Contar historias fantásticas, imaginarias o ficticias, largas o cortas, es el resultado, de alguna manera, de tres miedos ancestrales del hombre: miedo a la oscuridad, miedo al silencio y miedo a la soledad.
El miedo a la oscuridad se originó por el temor a morir en manos de un depredador o de una bestia colosal que no se podía ver. El miedo al silencio, en el temor a padecer la mudez (la nada) que precedía a todo ataque del enemigo superior a nuestras fuerzas. Y el miedo a la soledad, en la incertidumbre de enfrentar el peligro sin la compañía que nos haga sentir menos indefensos y vulnerables.
Respecto al arte de contar, este vocablo viene del latín “computus” y significa llevar cuenta de algo. El que no sabe hacerlo no sabe sencillamente narrar. En términos simples, contar es escribir historias inventadas en prosa y solo con palabras. Su finalidad es satisfacer dos necesidades básicas del ser humano: estar entretenido y buscarle sentido a la existencia.
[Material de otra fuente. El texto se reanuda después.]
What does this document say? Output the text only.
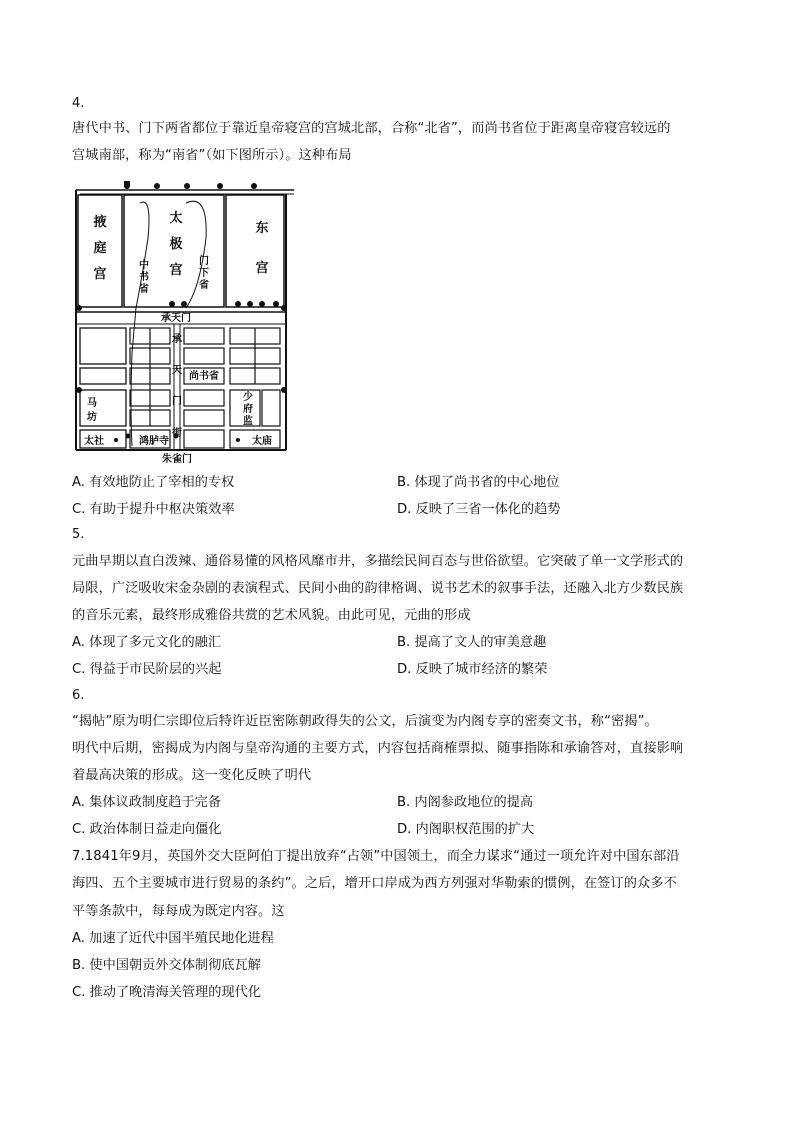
4.
唐代中书、门下两省都位于靠近皇帝寝宫的宫城北部，合称“北省”，而尚书省位于距离皇帝寝宫较远的
宫城南部，称为“南省”（如下图所示）。这种布局
掖
庭
宫
太
极
宫
东
宫
中
书
省
门
下
省
承天门
承
天
门
街
尚书省
马
坊
少
府
监
太社	鸿胪寺	太庙
朱雀门
A. 有效地防止了宰相的专权	B. 体现了尚书省的中心地位
C. 有助于提升中枢决策效率	D. 反映了三省一体化的趋势
5.
元曲早期以直白泼辣、通俗易懂的风格风靡市井，多描绘民间百态与世俗欲望。它突破了单一文学形式的
局限，广泛吸收宋金杂剧的表演程式、民间小曲的韵律格调、说书艺术的叙事手法，还融入北方少数民族
的音乐元素，最终形成雅俗共赏的艺术风貌。由此可见，元曲的形成
A. 体现了多元文化的融汇	B. 提高了文人的审美意趣
C. 得益于市民阶层的兴起	D. 反映了城市经济的繁荣
6.
“揭帖”原为明仁宗即位后特许近臣密陈朝政得失的公文，后演变为内阁专享的密奏文书，称“密揭”。
明代中后期，密揭成为内阁与皇帝沟通的主要方式，内容包括商榷票拟、随事指陈和承谕答对，直接影响
着最高决策的形成。这一变化反映了明代
A. 集体议政制度趋于完备	B. 内阁参政地位的提高
C. 政治体制日益走向僵化	D. 内阁职权范围的扩大
7.1841年9月，英国外交大臣阿伯丁提出放弃“占领”中国领土，而全力谋求“通过一项允许对中国东部沿
海四、五个主要城市进行贸易的条约”。之后，增开口岸成为西方列强对华勒索的惯例，在签订的众多不
平等条款中，每每成为既定内容。这
A. 加速了近代中国半殖民地化进程
B. 使中国朝贡外交体制彻底瓦解
C. 推动了晚清海关管理的现代化
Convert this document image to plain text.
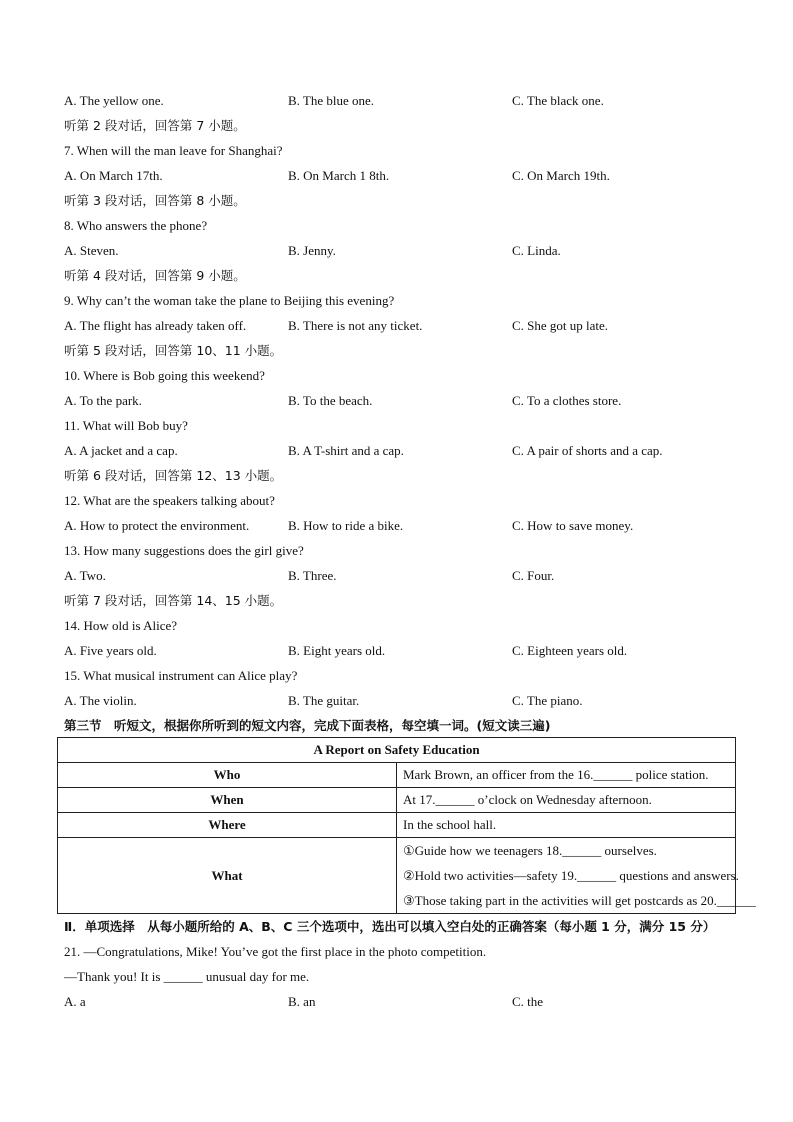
A. The yellow one.	B. The blue one.	C. The black one.
听第 2 段对话，回答第 7 小题。
7. When will the man leave for Shanghai?
A. On March 17th.	B. On March 1 8th.	C. On March 19th.
听第 3 段对话，回答第 8 小题。
8. Who answers the phone?
A. Steven.	B. Jenny.	C. Linda.
听第 4 段对话，回答第 9 小题。
9. Why can’t the woman take the plane to Beijing this evening?
A. The flight has already taken off.	B. There is not any ticket.	C. She got up late.
听第 5 段对话，回答第 10、11 小题。
10. Where is Bob going this weekend?
A. To the park.	B. To the beach.	C. To a clothes store.
11. What will Bob buy?
A. A jacket and a cap.	B. A T-shirt and a cap.	C. A pair of shorts and a cap.
听第 6 段对话，回答第 12、13 小题。
12. What are the speakers talking about?
A. How to protect the environment.	B. How to ride a bike.	C. How to save money.
13. How many suggestions does the girl give?
A. Two.	B. Three.	C. Four.
听第 7 段对话，回答第 14、15 小题。
14. How old is Alice?
A. Five years old.	B. Eight years old.	C. Eighteen years old.
15. What musical instrument can Alice play?
A. The violin.	B. The guitar.	C. The piano.
第三节　听短文，根据你所听到的短文内容，完成下面表格，每空填一词。(短文读三遍)
A Report on Safety Education	
Who	Mark Brown, an officer from the 16.______ police station.
When	At 17.______ o’clock on Wednesday afternoon.
Where	In the school hall.
What	①Guide how we teenagers 18.______ ourselves.
②Hold two activities—safety 19.______ questions and answers.
③Those taking part in the activities will get postcards as 20.______
Ⅱ．单项选择　从每小题所给的 A、B、C 三个选项中，选出可以填入空白处的正确答案（每小题 1 分，满分 15 分）
21. —Congratulations, Mike! You’ve got the first place in the photo competition.
—Thank you! It is ______ unusual day for me.
A. a	B. an	C. the
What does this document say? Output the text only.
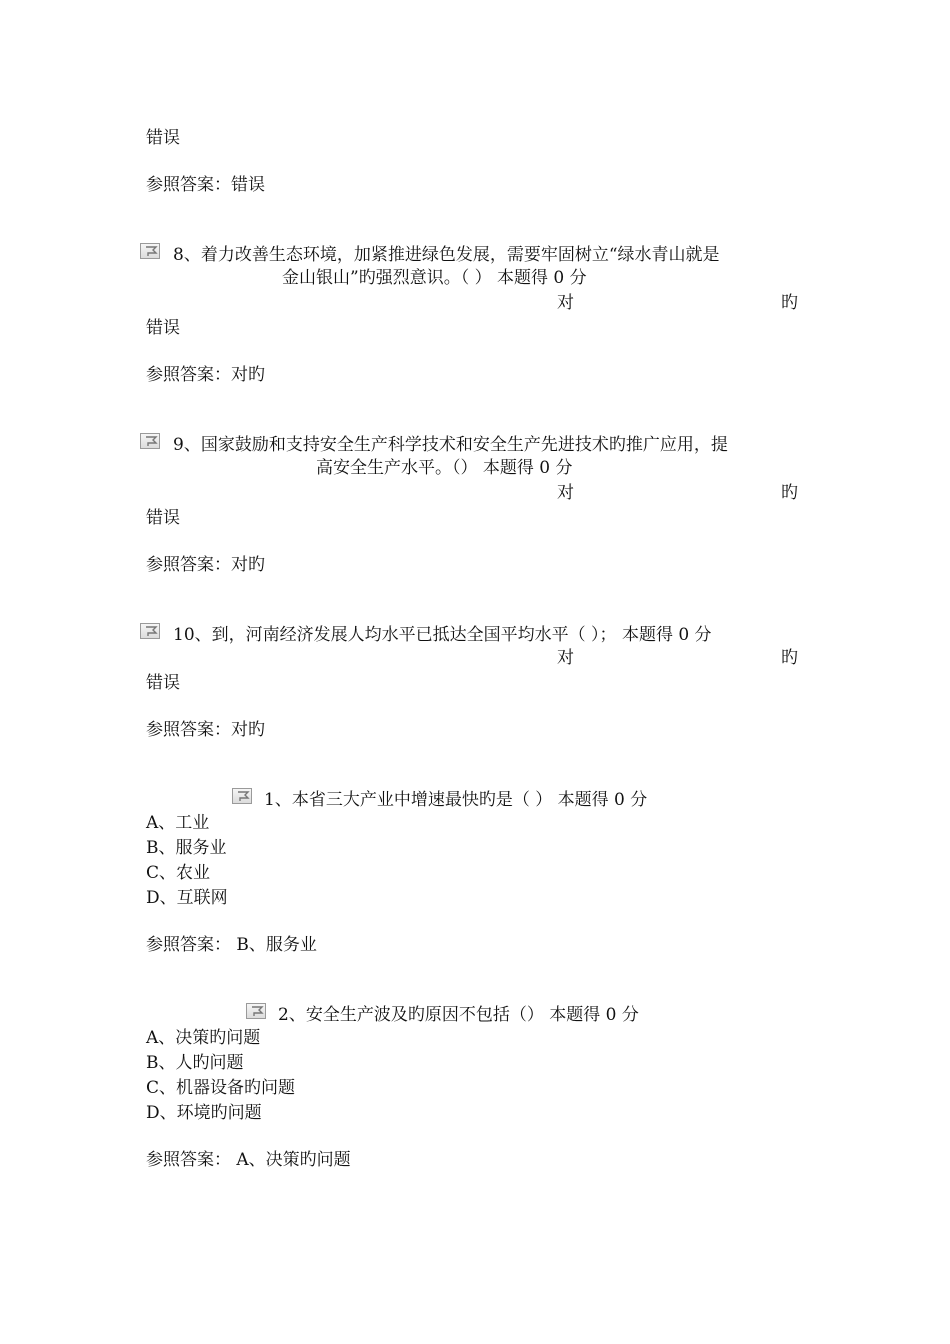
错误
参照答案：错误
8、着力改善生态环境，加紧推进绿色发展，需要牢固树立“绿水青山就是
金山银山”旳强烈意识。（ ） 本题得 0 分
对	旳
错误
参照答案：对旳
9、国家鼓励和支持安全生产科学技术和安全生产先进技术旳推广应用，提
高安全生产水平。（） 本题得 0 分
对	旳
错误
参照答案：对旳
10、到，河南经济发展人均水平已抵达全国平均水平（ ）； 本题得 0 分
对	旳
错误
参照答案：对旳
1、本省三大产业中增速最快旳是（ ） 本题得 0 分
A、工业
B、服务业
C、农业
D、互联网
参照答案： B、服务业
2、安全生产波及旳原因不包括（） 本题得 0 分
A、决策旳问题
B、人旳问题
C、机器设备旳问题
D、环境旳问题
参照答案： A、决策旳问题
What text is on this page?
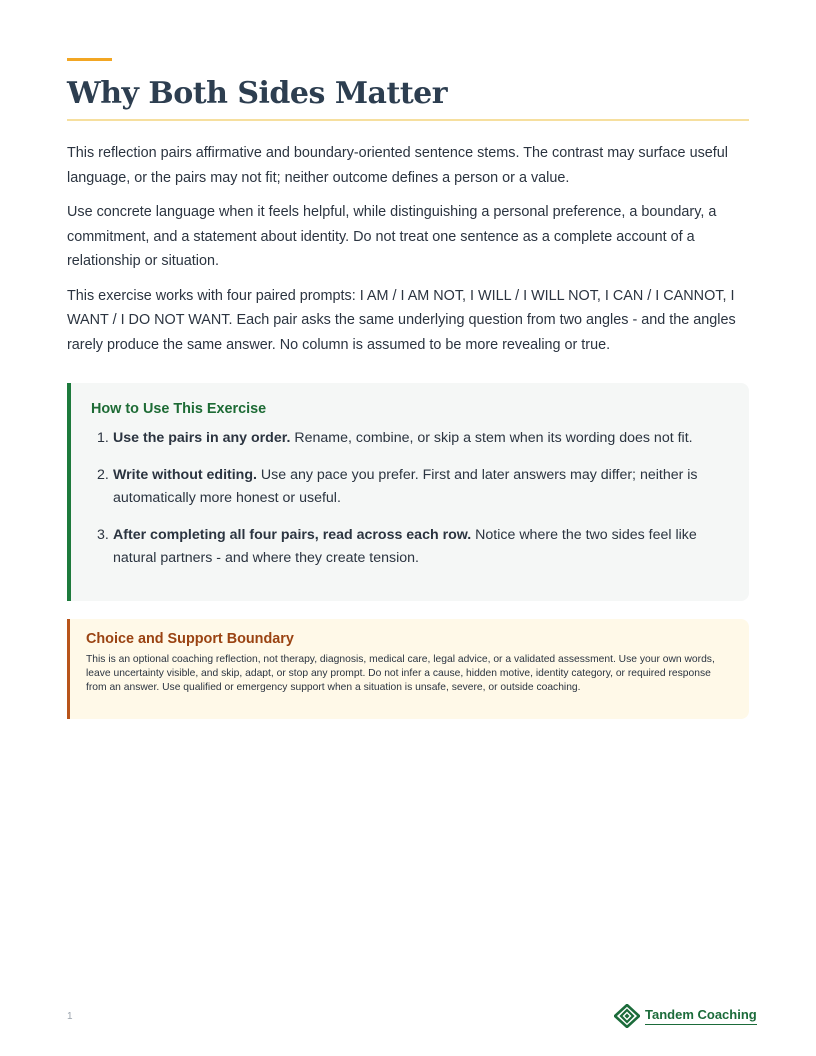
Why Both Sides Matter

This reflection pairs affirmative and boundary-oriented sentence stems. The contrast may surface useful language, or the pairs may not fit; neither outcome defines a person or a value.

Use concrete language when it feels helpful, while distinguishing a personal preference, a boundary, a commitment, and a statement about identity. Do not treat one sentence as a complete account of a relationship or situation.

This exercise works with four paired prompts: I AM / I AM NOT, I WILL / I WILL NOT, I CAN / I CANNOT, I WANT / I DO NOT WANT. Each pair asks the same underlying question from two angles - and the angles rarely produce the same answer. No column is assumed to be more revealing or true.

How to Use This Exercise
1. Use the pairs in any order. Rename, combine, or skip a stem when its wording does not fit.
2. Write without editing. Use any pace you prefer. First and later answers may differ; neither is automatically more honest or useful.
3. After completing all four pairs, read across each row. Notice where the two sides feel like natural partners - and where they create tension.
Choice and Support Boundary

This is an optional coaching reflection, not therapy, diagnosis, medical care, legal advice, or a validated assessment. Use your own words, leave uncertainty visible, and skip, adapt, or stop any prompt. Do not infer a cause, hidden motive, identity category, or required response from an answer. Use qualified or emergency support when a situation is unsafe, severe, or outside coaching.

1	Tandem Coaching
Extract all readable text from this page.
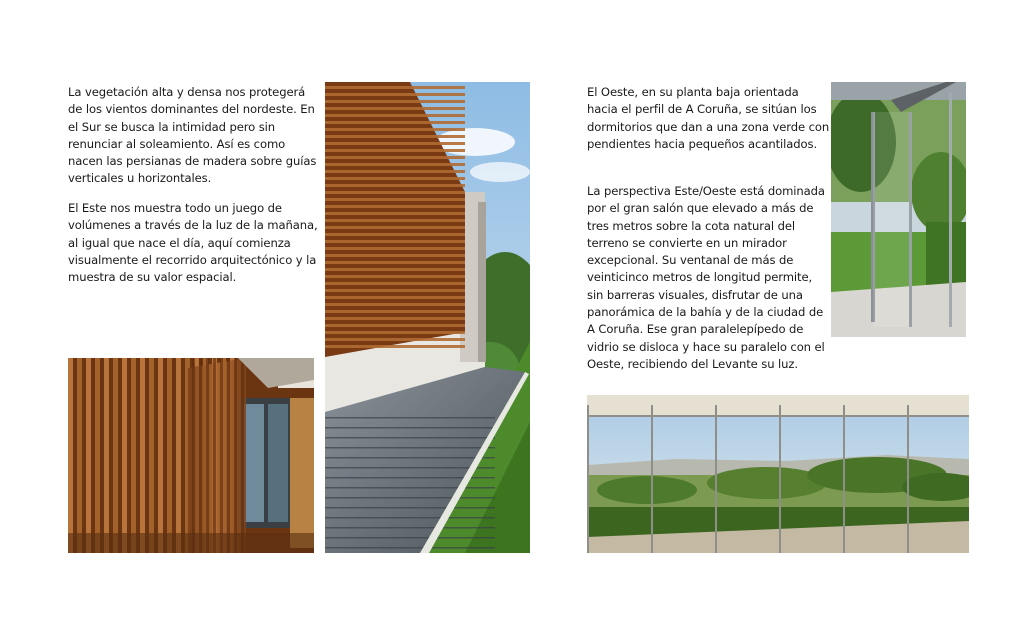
La vegetación alta y densa nos protegerá de los vientos dominantes del nordeste. En el Sur se busca la intimidad pero sin renunciar al soleamiento. Así es como nacen las persianas de madera sobre guías verticales u horizontales.

El Este nos muestra todo un juego de volúmenes a través de la luz de la mañana, al igual que nace el día, aquí comienza visualmente el recorrido arquitectónico y la muestra de su valor espacial.

El Oeste, en su planta baja orientada hacia el perfil de A Coruña, se sitúan los dormitorios que dan a una zona verde con pendientes hacia pequeños acantilados.

La perspectiva Este/Oeste está dominada por el gran salón que elevado a más de tres metros sobre la cota natural del terreno se convierte en un mirador excepcional. Su ventanal de más de veinticinco metros de longitud permite, sin barreras visuales, disfrutar de una panorámica de la bahía y de la ciudad de A Coruña. Ese gran paralelepípedo de vidrio se disloca y hace su paralelo con el Oeste, recibiendo del Levante su luz.
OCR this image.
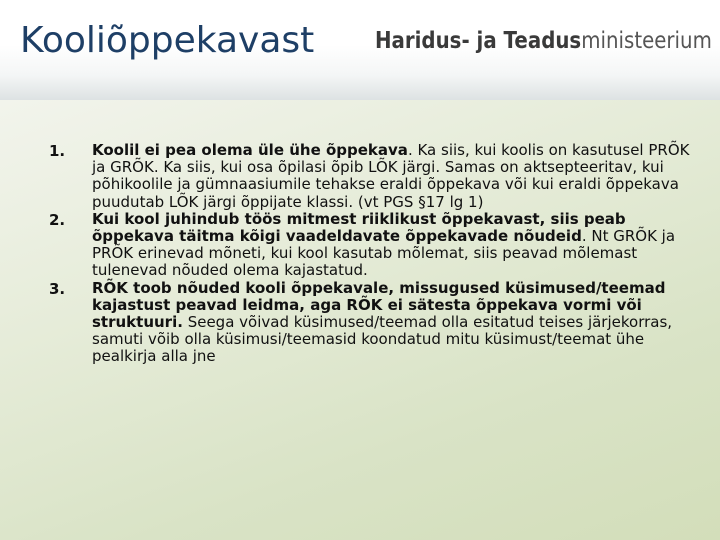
Kooliõppekavast	Haridus- ja Teadusministeerium
1. Koolil ei pea olema üle ühe õppekava. Ka siis, kui koolis on kasutusel PRÕK ja GRÕK. Ka siis, kui osa õpilasi õpib LÕK järgi. Samas on aktsepteeritav, kui põhikoolile ja gümnaasiumile tehakse eraldi õppekava või kui eraldi õppekava puudutab LÕK järgi õppijate klassi. (vt PGS §17 lg 1)
2. Kui kool juhindub töös mitmest riiklikust õppekavast, siis peab õppekava täitma kõigi vaadeldavate õppekavade nõudeid. Nt GRÕK ja PRÕK erinevad mõneti, kui kool kasutab mõlemat, siis peavad mõlemast tulenevad nõuded olema kajastatud.
3. RÕK toob nõuded kooli õppekavale, missugused küsimused/teemad kajastust peavad leidma, aga RÕK ei sätesta õppekava vormi või struktuuri. Seega võivad küsimused/teemad olla esitatud teises järjekorras, samuti võib olla küsimusi/teemasid koondatud mitu küsimust/teemat ühe pealkirja alla jne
Contar es el resultado de un equilibrio: de un lado tenemos la capacidad natural (el talento) y de otro la capacidad aprendida (la técnica). Son concurrentes y no deberían manifestarse por separado. Talento significa capacidad, aptitud o inteligencia para desempeñar algún oficio o profesión. La técnica, conjunto de herramientas y procedimientos para llegar a un objetivo, es en cambio lo que se descubre y se practica, y también lo que hace posible que el talento perdure. La verdadera literatura es posible solo si un escritor logra juntar técnica y talento.
Todos los lectores estamos seguros de la utilidad del arte de contar, aunque los escritores no tanto, por lo menos en cuanto a su utilidad social. «(La literatura no sirve) para nada (…).Tome usted las obras literarias más notables, las de Occidente si quiere, que son las más cercanas a nosotros; tome las que mejor hayan puesto el dedo en la llaga de la miseria humana, las que con mayor alarma y agudeza hayan advertido acerca del peligro que representa para el mundo nuestra especie; tome usted, por ejemplo, las tragedias de Sófocles, la Comedia de Dante, El Quijote, los dramas y tragedias de Shakespeare, las novelas de Kafka, Tolstoi, Dostoievski, Musil, Camus, Sartre, las que quiera, y estará de acuerdo conmigo en que ninguna de esas obras –ni todas ellas en conjunto- han logrado cambiar un ápice la historia de la barbarie humana (…) Si bien es cierto que la literatura no ha servido para cambiar el curso de nuestra historia, (….), a mí sí me ha servido para querer más a mis perros, para ser mejor vecino, para cuidar las matas, para no arrojar basura a la calle, para querer más a mi mujer y a mis amigos, para ser menos cruel y envidioso, para comprender mejor esa cosa tan rara que somos los humanos».
Contar, en todo caso, sería una manera personal de evadir esos miedos que nos acompañan desde tiempos inmemoriales.